The training was done hands-on by building a model house with the beneficiaries in their target community which communicated the knowledge in a rapid and effective way. The model house bridged any language barriers and gaps in the understanding of the design and demonstrated the rationale behind the best building techniques.

Furthermore, posters showing the building process as well as instruction manuals were also distributed. The trained carpenters, recruited in the target areas, would remain available throughout the duration of the construction activities to provide a helping hand or technical advise to the beneficiaries whenever necessary.

Most importantly, the PNRC and the Federation showed great respect for the local cultures and traditions in the affected provinces all throughout the period of relief, construction and rehabilitation.

Even the traditional look of the local homes was preserved as much as possible. Families who wanted a home that still used nipa materials were able to do so but mixed these traditional materials with steel, wood and corrugated galvanized iron sheets for a stronger, more weather resistant house.

Imported materials were used for their durability and low-cost. However, whenever low-cost, quality materials were available within the community, these were purchased. This made sure that the reconstruction efforts also helped sustain the livelihood of business owners and workers within the affected communities.

Families were allowed the freedom to tailor the designs of their homes according to their tastes and needs. For example, families who had the means to construct their own toilets were able to do so.

This resulted in homes that are not only comfortable but also designed and constructed to be typhoon-resistant for 10 years.

Bayanihan spirit

Ultimately, the communities themselves deserve credit for accomplishing so much within a comparatively short span of time.

Before they could pull together as a community and work together to improve their situation however, they needed to learn and absorb the spirit of volunteerism. Gordon, who is a staunch advocate of volunteerism, led the way in teaching and inspiring residents to work together as volunteers for the common benefit of all families in their area.

Gordon rallied the residents into becoming a community of volunteers, into taking action and fulfilling responsibilities not only for selfish ends but with the realization that when many people work together for the common good, everyone benefits.

He pointed out that when disaster struck, the entire community suffered. Therefore, for a few members to hold out and refuse to help others would be tantamount to conspiring in the eventual and further destruction of their community.

This was how Gordon steered PNRC into instilling in the hearts and minds of the residents in importance of living, working and sharing the fruits of their efforts.

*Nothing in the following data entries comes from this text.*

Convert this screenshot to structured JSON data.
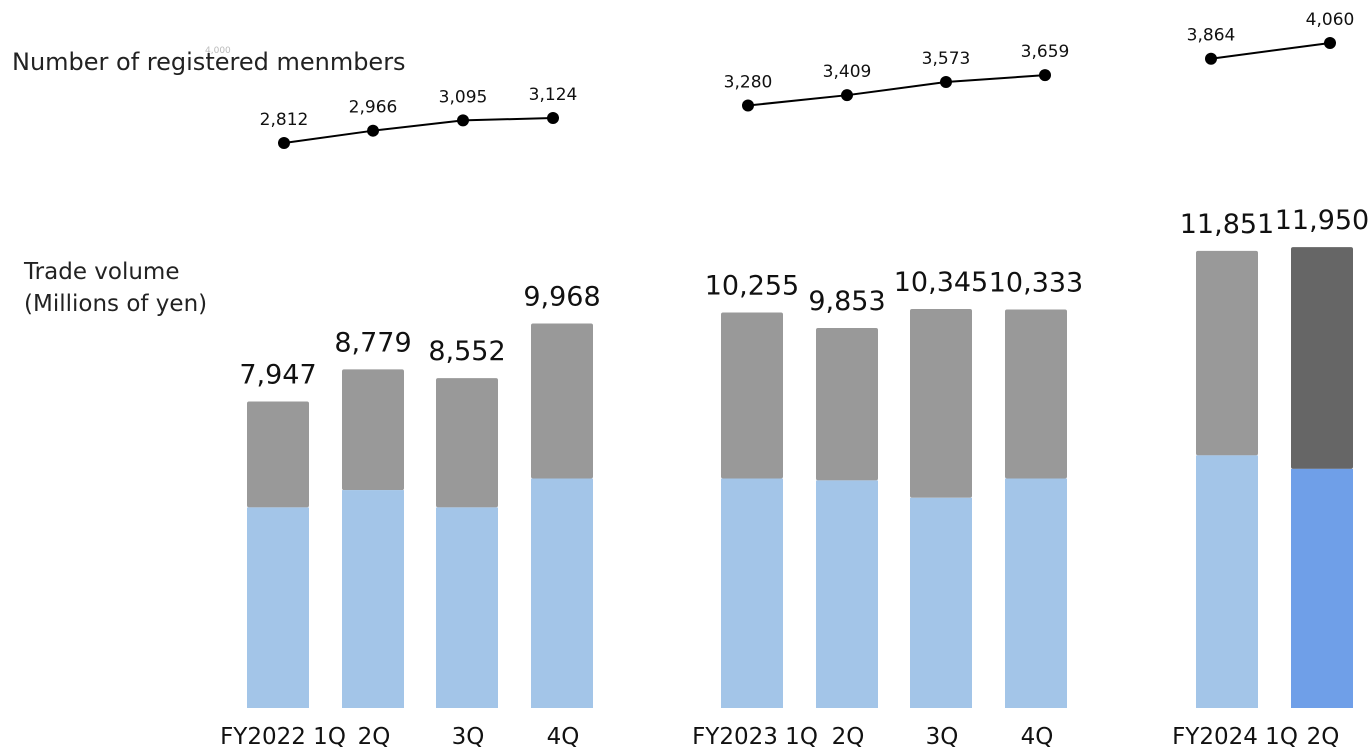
{
  "chart_data": {
    "type": "bar",
    "title": "",
    "categories": [
      "FY2022 1Q",
      "2Q",
      "3Q",
      "4Q",
      "FY2023 1Q",
      "2Q",
      "3Q",
      "4Q",
      "FY2024 1Q",
      "2Q"
    ],
    "groups": [
      {
        "name": "FY2022",
        "quarters": [
          "FY2022 1Q",
          "2Q",
          "3Q",
          "4Q"
        ]
      },
      {
        "name": "FY2023",
        "quarters": [
          "FY2023 1Q",
          "2Q",
          "3Q",
          "4Q"
        ]
      },
      {
        "name": "FY2024",
        "quarters": [
          "FY2024 1Q",
          "2Q"
        ]
      }
    ],
    "trade_volume": {
      "label_line1": "Trade volume",
      "label_line2": "(Millions of yen)",
      "values": [
        7947,
        8779,
        8552,
        9968,
        10255,
        9853,
        10345,
        10333,
        11851,
        11950
      ],
      "value_labels": [
        "7,947",
        "8,779",
        "8,552",
        "9,968",
        "10,255",
        "9,853",
        "10,345",
        "10,333",
        "11,851",
        "11,950"
      ],
      "lower_segment_values": [
        5200,
        5650,
        5200,
        5950,
        5950,
        5900,
        5450,
        5950,
        6550,
        6200
      ],
      "ylim": [
        0,
        14000
      ]
    },
    "registered_members": {
      "label": "Number of registered menmbers",
      "axis_note": "4,000",
      "values": [
        2812,
        2966,
        3095,
        3124,
        3280,
        3409,
        3573,
        3659,
        3864,
        4060
      ],
      "value_labels": [
        "2,812",
        "2,966",
        "3,095",
        "3,124",
        "3,280",
        "3,409",
        "3,573",
        "3,659",
        "3,864",
        "4,060"
      ]
    },
    "colors": {
      "upper_segment": "#999999",
      "lower_segment": "#a3c5e8",
      "latest_upper_segment": "#666666",
      "latest_lower_segment": "#6f9fe8",
      "line": "#000000",
      "text": "#111111"
    },
    "grid": false,
    "legend": "none"
  }
}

Gordon knew that repairing the physical destruction would only have short-term benefits.

He knew that instituting changes within the value system and thought process of the residents was the key: in order to make lasting changes and progress in their lives, they had first to repair their spirits. They had to change from within in order to externalize the changes they wanted, in order to fulfill their dreams.

Red Cross volunteers worked hand in hand with local volunteers who worked tirelessly for the good of affected families and the community as a whole. It was truly the Filipino bayanihan spirit brought to life. Taken from the Filipino word 'bayani' (meaning, 'hero'), the bayanihan spirit moves the community to heroic action for the collective good.

Those who owned trucks, motorbikes, tricycle, boats and other means of transport selflessly provided these for the use of affected families. Volunteers including local carpenters and ordinary folk all came together to construct the houses.

With 12,300 shelters constructed, the Red Cross and IFRC are sure that communities affected by the typhoons are well on their way to recovery. Those communities, in turn, look forward to a more secure future, knowing that whatever challenges come their way, their bayanihan spirit, along with the PNRC will be there to help them through.